Brucellose in Bioschweinehaltung

22.06.2016

© Archiv

Boizenburg. Auf einem Biobetrieb in der Nähe von Boizenburg ist Schweinebrucellose festgestellt worden. Um die weitere Ausbreitung zu verhindern, sind mehr als 100 Sauen vorsorglich getötet worden, teilte der Landkreis Ludwigslust-Parchim mit. Die Ställe auf dem Hof seien gereinigt und desinfiziert worden, durften vorerst aber nicht belegt werden.
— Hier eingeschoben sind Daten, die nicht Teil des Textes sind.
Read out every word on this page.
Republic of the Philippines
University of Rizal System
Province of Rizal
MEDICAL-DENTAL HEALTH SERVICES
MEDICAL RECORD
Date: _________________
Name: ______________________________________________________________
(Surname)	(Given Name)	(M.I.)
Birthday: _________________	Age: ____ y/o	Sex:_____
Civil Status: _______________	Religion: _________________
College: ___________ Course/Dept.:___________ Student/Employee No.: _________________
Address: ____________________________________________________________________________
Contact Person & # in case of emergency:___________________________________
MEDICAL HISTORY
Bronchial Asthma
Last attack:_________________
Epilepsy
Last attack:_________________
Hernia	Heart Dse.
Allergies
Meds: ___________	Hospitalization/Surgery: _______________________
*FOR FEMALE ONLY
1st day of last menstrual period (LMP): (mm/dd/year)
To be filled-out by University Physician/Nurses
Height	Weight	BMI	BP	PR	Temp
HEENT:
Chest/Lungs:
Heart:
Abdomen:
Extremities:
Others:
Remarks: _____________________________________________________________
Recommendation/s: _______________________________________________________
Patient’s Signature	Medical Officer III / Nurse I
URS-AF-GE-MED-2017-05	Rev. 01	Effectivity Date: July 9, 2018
Anders als bei der Schweinepest wurde zunächst kein Sperrbezirk um den betroffenen Betrieb eingerichtet. Tierbestände in der Nachbarschaft würden nur bei Brucellosesymptomen untersucht, sagte Kreissprecher Andreas Bonin.


Seit 2008 seien in Mecklenburg-Vorpommern mehrere Brucellosefälle aufgetreten, vor allem in Betrieben mit Freilandhaltung, hieß es aus dem Agrarministerium. Im Herbst 2014 waren in einem Freilandbetrieb in Neustrelitz rund 900 Tiere getötet worden. Der Betrieb war danach für mehrere Monate gesperrt.


Bei Brucellose handelt es sich um eine bakterielle Infektionskrankheit. Sie tritt bei Wild- und Nutztieren auf. Überträger können Wildschweine, Greifvögel, Kolkraben, Krähen oder Hasen sein. Die Tierseuche wird sehr selten auf Menschen übertragen, sie ist in der EU anzeige- und bekämpfungspflichtig.